こんにちは!
早いもので9月に入りました。
まだまだ暑い日は続きそうですが、夏の終わりを感じます。
今日は『問診』や『触診』について書いてみようかと思います。
今でこそ、『問診』や『触診』に時間をかけて、患者様の症状における様々な情報を得ることが、治療にとって絶対必要であり、当然の事のようになりましたが、恥ずかしながら治療の世界に入ったばかりの私は、そうではありませんでした。
最初に勤めた接骨院では問診は基本的に院長先生が行っていましたが、待合室で簡単に症状を聞くだけで、あまり印象に残ってはいません。
次に勤めた整形外科では、リハビリルームに指示書が送られてきて、そこには超簡単な電療の指示のみ書かれていて、電療が10分終わったら、5分主訴をほぐす…といったものでした。
その次に勤めた接骨院では、『問診はできるだけ短く、サッと電気つけて、とにかく早く待合室の患者さんを入れるように』…と指示されました。
問診も簡単に済ませ、触診は痛みの個所を確認する位、そしてすぐに物理療法(電療:低周波)を行い、終わり次第10分程度の手技を行い、また次の患者様へ…といった感じでした。

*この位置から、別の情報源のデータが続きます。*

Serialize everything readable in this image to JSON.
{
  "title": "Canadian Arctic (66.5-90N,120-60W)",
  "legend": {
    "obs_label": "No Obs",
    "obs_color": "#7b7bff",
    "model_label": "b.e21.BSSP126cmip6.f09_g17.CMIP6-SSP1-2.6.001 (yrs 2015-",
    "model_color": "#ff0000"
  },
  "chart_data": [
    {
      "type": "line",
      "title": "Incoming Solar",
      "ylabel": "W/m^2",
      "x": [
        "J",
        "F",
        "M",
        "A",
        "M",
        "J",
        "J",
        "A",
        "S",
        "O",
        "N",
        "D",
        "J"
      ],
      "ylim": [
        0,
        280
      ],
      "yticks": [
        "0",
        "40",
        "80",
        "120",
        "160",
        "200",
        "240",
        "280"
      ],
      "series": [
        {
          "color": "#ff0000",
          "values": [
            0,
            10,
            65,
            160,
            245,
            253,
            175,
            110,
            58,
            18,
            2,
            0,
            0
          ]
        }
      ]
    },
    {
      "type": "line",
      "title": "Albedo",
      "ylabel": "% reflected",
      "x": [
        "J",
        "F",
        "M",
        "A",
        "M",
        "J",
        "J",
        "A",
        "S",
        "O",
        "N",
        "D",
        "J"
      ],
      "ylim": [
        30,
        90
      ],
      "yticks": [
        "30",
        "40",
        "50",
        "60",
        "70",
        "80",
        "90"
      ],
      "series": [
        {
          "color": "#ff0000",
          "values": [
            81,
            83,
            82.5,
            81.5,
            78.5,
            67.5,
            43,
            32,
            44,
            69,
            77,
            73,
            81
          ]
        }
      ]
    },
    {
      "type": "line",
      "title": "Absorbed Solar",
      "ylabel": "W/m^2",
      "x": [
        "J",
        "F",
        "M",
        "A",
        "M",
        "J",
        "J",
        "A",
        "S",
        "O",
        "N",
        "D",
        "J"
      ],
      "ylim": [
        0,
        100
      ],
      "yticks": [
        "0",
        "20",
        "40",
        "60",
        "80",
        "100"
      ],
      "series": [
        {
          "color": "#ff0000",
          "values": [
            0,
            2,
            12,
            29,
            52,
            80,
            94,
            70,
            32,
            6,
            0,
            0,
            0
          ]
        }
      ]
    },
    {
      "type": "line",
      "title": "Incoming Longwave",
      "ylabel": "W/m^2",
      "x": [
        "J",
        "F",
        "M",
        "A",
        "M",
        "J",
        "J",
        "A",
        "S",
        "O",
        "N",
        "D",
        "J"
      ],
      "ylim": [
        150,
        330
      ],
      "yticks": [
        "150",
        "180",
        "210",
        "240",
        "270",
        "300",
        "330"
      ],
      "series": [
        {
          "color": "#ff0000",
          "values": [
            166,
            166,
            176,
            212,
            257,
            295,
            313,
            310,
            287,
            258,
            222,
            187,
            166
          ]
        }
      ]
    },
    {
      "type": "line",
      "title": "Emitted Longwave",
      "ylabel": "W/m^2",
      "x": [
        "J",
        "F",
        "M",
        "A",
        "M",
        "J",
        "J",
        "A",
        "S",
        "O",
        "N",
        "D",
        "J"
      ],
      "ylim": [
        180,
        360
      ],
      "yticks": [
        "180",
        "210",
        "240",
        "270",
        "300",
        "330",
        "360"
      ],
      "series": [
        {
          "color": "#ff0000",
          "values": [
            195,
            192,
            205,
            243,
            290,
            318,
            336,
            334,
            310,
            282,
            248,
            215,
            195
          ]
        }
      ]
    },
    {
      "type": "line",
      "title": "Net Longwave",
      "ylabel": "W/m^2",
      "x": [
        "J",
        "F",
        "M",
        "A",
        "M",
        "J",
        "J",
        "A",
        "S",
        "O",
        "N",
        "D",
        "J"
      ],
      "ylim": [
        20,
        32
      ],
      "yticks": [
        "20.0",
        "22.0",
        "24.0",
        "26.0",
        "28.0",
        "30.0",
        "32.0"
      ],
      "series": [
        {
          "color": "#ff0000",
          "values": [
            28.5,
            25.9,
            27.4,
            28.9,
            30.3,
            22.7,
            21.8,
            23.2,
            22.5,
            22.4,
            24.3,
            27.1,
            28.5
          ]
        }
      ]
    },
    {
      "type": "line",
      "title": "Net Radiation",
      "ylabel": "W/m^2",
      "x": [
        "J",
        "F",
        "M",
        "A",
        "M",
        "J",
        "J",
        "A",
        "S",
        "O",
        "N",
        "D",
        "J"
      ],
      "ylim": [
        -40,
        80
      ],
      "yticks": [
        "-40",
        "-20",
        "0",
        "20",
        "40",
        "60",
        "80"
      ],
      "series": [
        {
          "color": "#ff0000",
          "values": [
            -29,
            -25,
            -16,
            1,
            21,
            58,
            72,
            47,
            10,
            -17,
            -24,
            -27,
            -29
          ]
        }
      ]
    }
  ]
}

それぞれの治療院や病院が悪かった…というより、そのような流れで治療を行っている施設が多かったのではないかと思います(特に保険診療)。
当初から違和感を感じていたものの、気がついたら私自身もそのような流れに乗ってしまっていた時期があったのも事実です。
また一時期通っていた民間の整体学校では、多くの場合『腰痛にはこの手技』『この流れさえマスターすれば、とりあえずチェーン店のサロンでは働ける』ような感じで、手技の習得にほとんどの時間を費やし、問診の重要性を説いた先生はあまりいなかったような気がします。
また、いわゆる徒手による整形外科テストも、プリントを渡されただけで終わったか、卒業試験の為に形だけ覚えました。
臨床の現場での話に戻ります。
そんな感じで、まともに問診や触診をしないので、腰痛ならこの手技、五十肩ならこの手技…のまるでマニュアルのような治療を行っていました。
当然、その『マニュアル治療』に原因が合った患者さんは治りますが、合わない患者さんはいつになっても治らず
腰痛であれば、筋・筋膜性のものなのか、仙腸関節性のものなのか、はたまた足関節の捻挫等による歩行の変化等から負担がかかって痛みが生じているのか…等、原因によってアプローチが違うのは当然の事。
『なんとなく腰が張って疲れを感じる』…ようなものであれば、腰周辺の筋肉をよくほぐす事で事足りるかもしれませんが、ハッキリと痛みを訴えて来院される患者様に対し、痛みの原因を限定できる材料がある『問診』や『触診』を外す事は出来ません。
現在、当院では特に初診の患者様においては、少し長めのお時間を頂いて、問診、触診から見えてくる体の状態を説明、そして痛みの原因の仮説を立てて、それに対する治療の提案を行い、初めて治療に入ります。
治療の仕事に携わるようになり約20年になりますが、まだまだ未熟であり、第一の仮説では治癒にいたらず、第二、第三…と仮説を立てて治癒に至る事もまれにあります。
でも人の体は一人一人違うので、原因がいくつも考えられるのは当然。治療の引き出しを増やすのはもちろんの事。どの引き出しを開けるかを決める為の問診力や触診力を磨いてまいりたいと思います。